Maura Dooley - "...blankness which might be/ where he is now"

This Post Has 2 Comments

  1. The poetry I love has always stuck in my head; I have never consciously learnt anything. I’m often sad that reading poems new to me (I’m a reader, not a listner) seem nowadays to disappear. But after one reading of Nichola Deane’s ‘Fru Ida Hammershoi Talks to Rilke about the Pianoforte’ the poem stayed with me. So many ideas to cherish.

    A poem, to me, is a three-sided affair: poet, poem, reader. But here we have five presences: poet, poem, reader, Hammershoi and Rilke. I know and love the Hammershoi paintings but someone would have to tell me why Ida decided to talk to Rilke. What would I, or anyone else, have made of the poem if it hadn’t been bracketed with that information? If it had just been called ‘Facing a Bare Wall’? I would have been alone with the words. They may have evoked the paintings, but even if they didn’t, even if I had never heard of the artist or Rilke, every line would have opened hidden corners of my mind.

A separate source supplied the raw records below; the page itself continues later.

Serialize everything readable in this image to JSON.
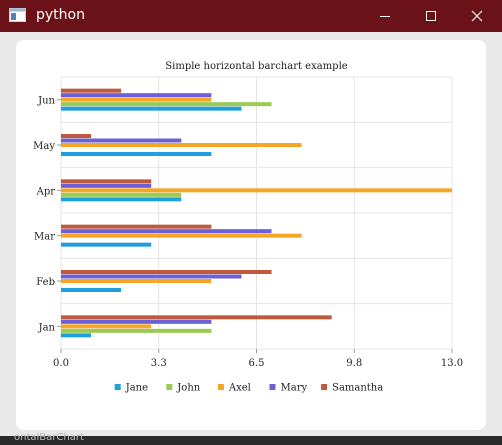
{
  "window": {
    "title": "python",
    "titlebar_color": "#6b1218"
  },
  "taskbar": {
    "partial_label": "ontalBarChart",
    "close_glyph": "×"
  },
  "chart_data": {
    "type": "bar",
    "orientation": "horizontal",
    "title": "Simple horizontal barchart example",
    "categories": [
      "Jan",
      "Feb",
      "Mar",
      "Apr",
      "May",
      "Jun"
    ],
    "xlim": [
      0,
      13
    ],
    "xticks": [
      "0.0",
      "3.3",
      "6.5",
      "9.8",
      "13.0"
    ],
    "grid": true,
    "legend_position": "bottom",
    "series": [
      {
        "name": "Jane",
        "color": "#209fdf",
        "values": [
          1,
          2,
          3,
          4,
          5,
          6
        ]
      },
      {
        "name": "John",
        "color": "#99ca53",
        "values": [
          5,
          0,
          0,
          4,
          0,
          7
        ]
      },
      {
        "name": "Axel",
        "color": "#f6a625",
        "values": [
          3,
          5,
          8,
          13,
          8,
          5
        ]
      },
      {
        "name": "Mary",
        "color": "#6d5fd5",
        "values": [
          5,
          6,
          7,
          3,
          4,
          5
        ]
      },
      {
        "name": "Samantha",
        "color": "#bf593e",
        "values": [
          9,
          7,
          5,
          3,
          1,
          2
        ]
      }
    ]
  }
}
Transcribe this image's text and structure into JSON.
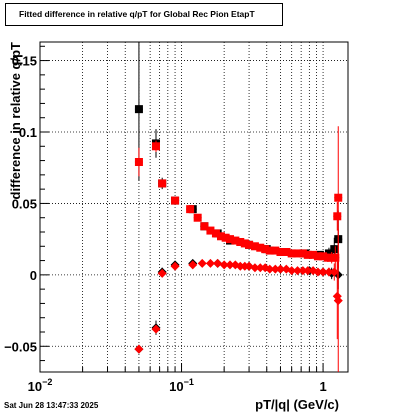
{
  "title": "Fitted difference in relative q/pT for Global Rec Pion EtapT",
  "timestamp": "Sat Jun 28 13:47:33 2025",
  "chart_data": {
    "type": "scatter",
    "title": "Fitted difference in relative q/pT for Global Rec Pion EtapT",
    "xlabel": "pT/|q| (GeV/c)",
    "ylabel": "difference in relative q/pT",
    "xscale": "log",
    "xlim": [
      0.01,
      1.5
    ],
    "ylim": [
      -0.068,
      0.163
    ],
    "grid": true,
    "x_ticks": [
      {
        "value": 0.01,
        "base": "10",
        "exp": "−2"
      },
      {
        "value": 0.1,
        "base": "10",
        "exp": "−1"
      },
      {
        "value": 1,
        "base": "1",
        "exp": ""
      }
    ],
    "y_ticks": [
      {
        "value": -0.05,
        "label": "−0.05"
      },
      {
        "value": 0,
        "label": "0"
      },
      {
        "value": 0.05,
        "label": "0.05"
      },
      {
        "value": 0.1,
        "label": "0.1"
      },
      {
        "value": 0.15,
        "label": "0.15"
      }
    ],
    "series": [
      {
        "color": "#000000",
        "marker": "square",
        "points": [
          [
            0.05,
            0.116,
            0.05
          ],
          [
            0.066,
            0.092,
            0.01
          ],
          [
            0.073,
            0.064,
            0.004
          ],
          [
            0.09,
            0.052,
            0.002
          ],
          [
            0.12,
            0.046,
            0.002
          ],
          [
            0.145,
            0.034,
            0.0015
          ],
          [
            0.18,
            0.029,
            0.001
          ],
          [
            0.22,
            0.024,
            0.001
          ],
          [
            0.3,
            0.021,
            0.001
          ],
          [
            0.4,
            0.018,
            0.001
          ],
          [
            0.55,
            0.016,
            0.001
          ],
          [
            0.75,
            0.015,
            0.001
          ],
          [
            0.95,
            0.014,
            0.002
          ],
          [
            1.1,
            0.015,
            0.004
          ],
          [
            1.2,
            0.018,
            0.008
          ],
          [
            1.28,
            0.025,
            0.02
          ]
        ]
      },
      {
        "color": "#000000",
        "marker": "diamond",
        "points": [
          [
            0.05,
            -0.052,
            0.003
          ],
          [
            0.066,
            -0.037,
            0.005
          ],
          [
            0.073,
            0.002,
            0.003
          ],
          [
            0.09,
            0.007,
            0.002
          ],
          [
            0.12,
            0.008,
            0.001
          ],
          [
            0.18,
            0.008,
            0.001
          ],
          [
            0.3,
            0.006,
            0.001
          ],
          [
            0.5,
            0.004,
            0.001
          ],
          [
            0.8,
            0.003,
            0.001
          ],
          [
            1.0,
            0.002,
            0.002
          ],
          [
            1.15,
            0.001,
            0.004
          ],
          [
            1.28,
            0.0,
            0.01
          ]
        ]
      },
      {
        "color": "#ff0000",
        "marker": "square",
        "points": [
          [
            0.05,
            0.079,
            0.01
          ],
          [
            0.066,
            0.09,
            0.004
          ],
          [
            0.073,
            0.064,
            0.002
          ],
          [
            0.09,
            0.052,
            0.0015
          ],
          [
            0.115,
            0.046,
            0.0012
          ],
          [
            0.13,
            0.04,
            0.001
          ],
          [
            0.145,
            0.034,
            0.001
          ],
          [
            0.16,
            0.031,
            0.001
          ],
          [
            0.175,
            0.029,
            0.001
          ],
          [
            0.19,
            0.027,
            0.001
          ],
          [
            0.205,
            0.026,
            0.001
          ],
          [
            0.22,
            0.025,
            0.001
          ],
          [
            0.24,
            0.024,
            0.001
          ],
          [
            0.26,
            0.023,
            0.001
          ],
          [
            0.28,
            0.022,
            0.001
          ],
          [
            0.3,
            0.021,
            0.001
          ],
          [
            0.33,
            0.02,
            0.001
          ],
          [
            0.36,
            0.019,
            0.001
          ],
          [
            0.39,
            0.018,
            0.001
          ],
          [
            0.42,
            0.017,
            0.001
          ],
          [
            0.46,
            0.017,
            0.001
          ],
          [
            0.5,
            0.016,
            0.001
          ],
          [
            0.55,
            0.016,
            0.001
          ],
          [
            0.6,
            0.015,
            0.001
          ],
          [
            0.66,
            0.015,
            0.001
          ],
          [
            0.72,
            0.015,
            0.001
          ],
          [
            0.78,
            0.014,
            0.001
          ],
          [
            0.85,
            0.014,
            0.001
          ],
          [
            0.92,
            0.013,
            0.001
          ],
          [
            1.0,
            0.013,
            0.002
          ],
          [
            1.08,
            0.012,
            0.003
          ],
          [
            1.15,
            0.012,
            0.004
          ],
          [
            1.22,
            0.012,
            0.008
          ],
          [
            1.26,
            0.041,
            0.01
          ],
          [
            1.28,
            0.054,
            0.05
          ]
        ]
      },
      {
        "color": "#ff0000",
        "marker": "diamond",
        "points": [
          [
            0.05,
            -0.052,
            0.002
          ],
          [
            0.066,
            -0.038,
            0.002
          ],
          [
            0.073,
            0.001,
            0.001
          ],
          [
            0.09,
            0.006,
            0.001
          ],
          [
            0.12,
            0.007,
            0.001
          ],
          [
            0.14,
            0.008,
            0.0008
          ],
          [
            0.16,
            0.008,
            0.0008
          ],
          [
            0.18,
            0.008,
            0.0008
          ],
          [
            0.2,
            0.007,
            0.0008
          ],
          [
            0.22,
            0.007,
            0.0008
          ],
          [
            0.24,
            0.007,
            0.0008
          ],
          [
            0.26,
            0.006,
            0.0008
          ],
          [
            0.28,
            0.006,
            0.0008
          ],
          [
            0.3,
            0.006,
            0.0008
          ],
          [
            0.33,
            0.005,
            0.0008
          ],
          [
            0.36,
            0.005,
            0.0008
          ],
          [
            0.39,
            0.005,
            0.0008
          ],
          [
            0.42,
            0.004,
            0.0008
          ],
          [
            0.46,
            0.004,
            0.0008
          ],
          [
            0.5,
            0.004,
            0.0008
          ],
          [
            0.55,
            0.004,
            0.0008
          ],
          [
            0.6,
            0.003,
            0.0008
          ],
          [
            0.66,
            0.003,
            0.0008
          ],
          [
            0.72,
            0.003,
            0.0008
          ],
          [
            0.78,
            0.003,
            0.0008
          ],
          [
            0.85,
            0.003,
            0.0008
          ],
          [
            0.92,
            0.002,
            0.001
          ],
          [
            1.0,
            0.002,
            0.001
          ],
          [
            1.1,
            0.002,
            0.003
          ],
          [
            1.2,
            0.002,
            0.006
          ],
          [
            1.26,
            -0.015,
            0.03
          ],
          [
            1.28,
            -0.018,
            0.05
          ]
        ]
      }
    ]
  }
}
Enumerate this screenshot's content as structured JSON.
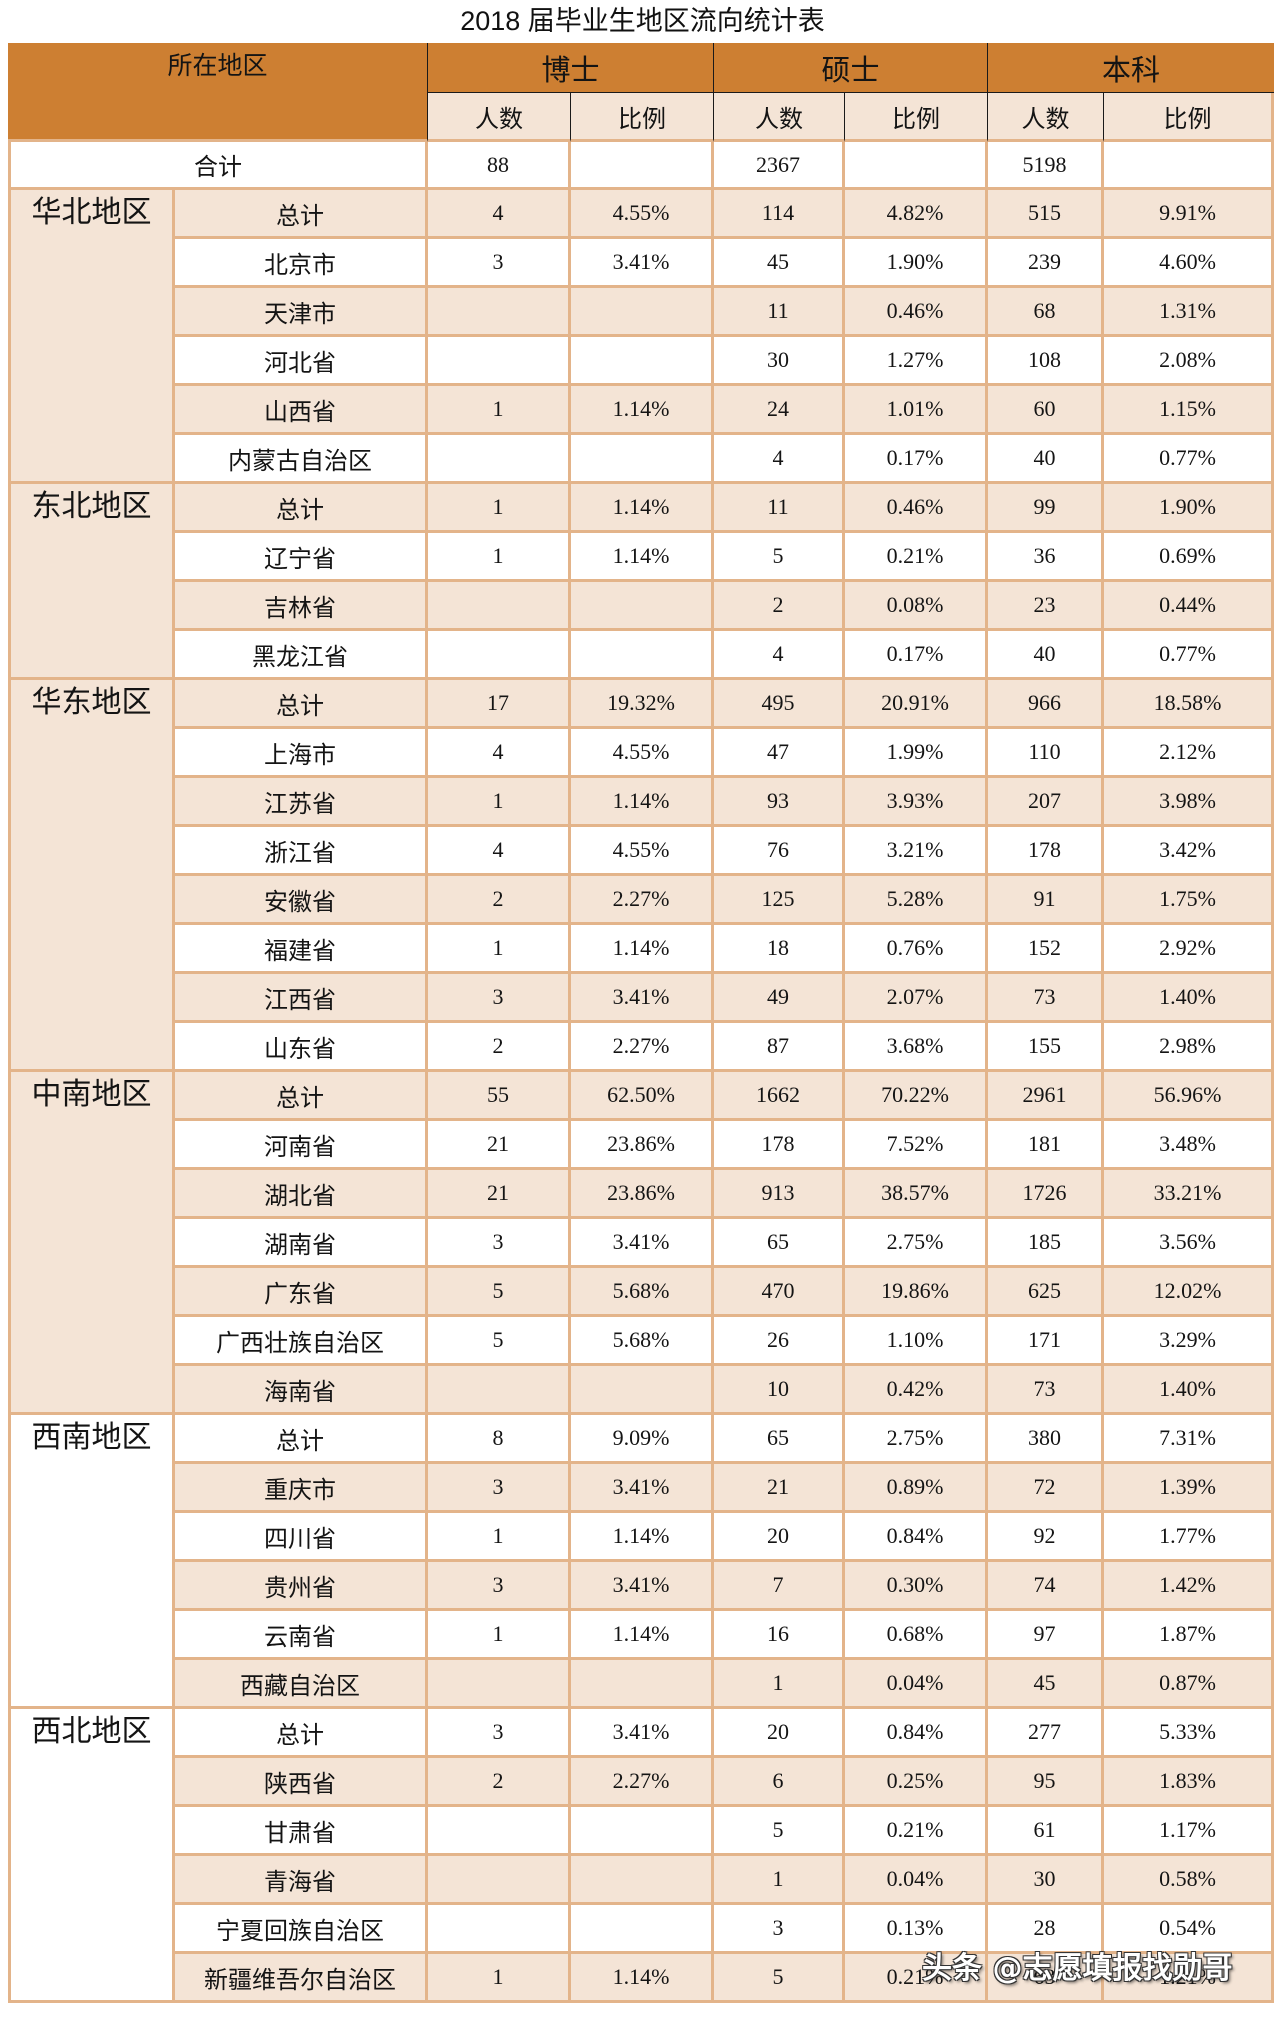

    I must be honest: I too play the piano and I face a bare wall.

  2. Many thanks for the comment–a friend told me about it! It means a lot that you liked the poem! As for the exchange, there is no evidence she said any more than Hammershoi himself did–and he said sweet FA. But the desire for meaningful communication–on all sides–I think must have been overwhelming. And I also think a good many women must look at Fru Ida and think ‘that’s me’–so expressive is the movement and the stillness in the paintings–it’s fuller, in a way, than a biography, because of the desire and energy in the woman’s body. Oh, and if Rilke came to visit, wouldn’t you end up saying something to him that just said itself ? I know I’d end up either blurting out something…Or regretting it if I didn’t. Cheers, Jane!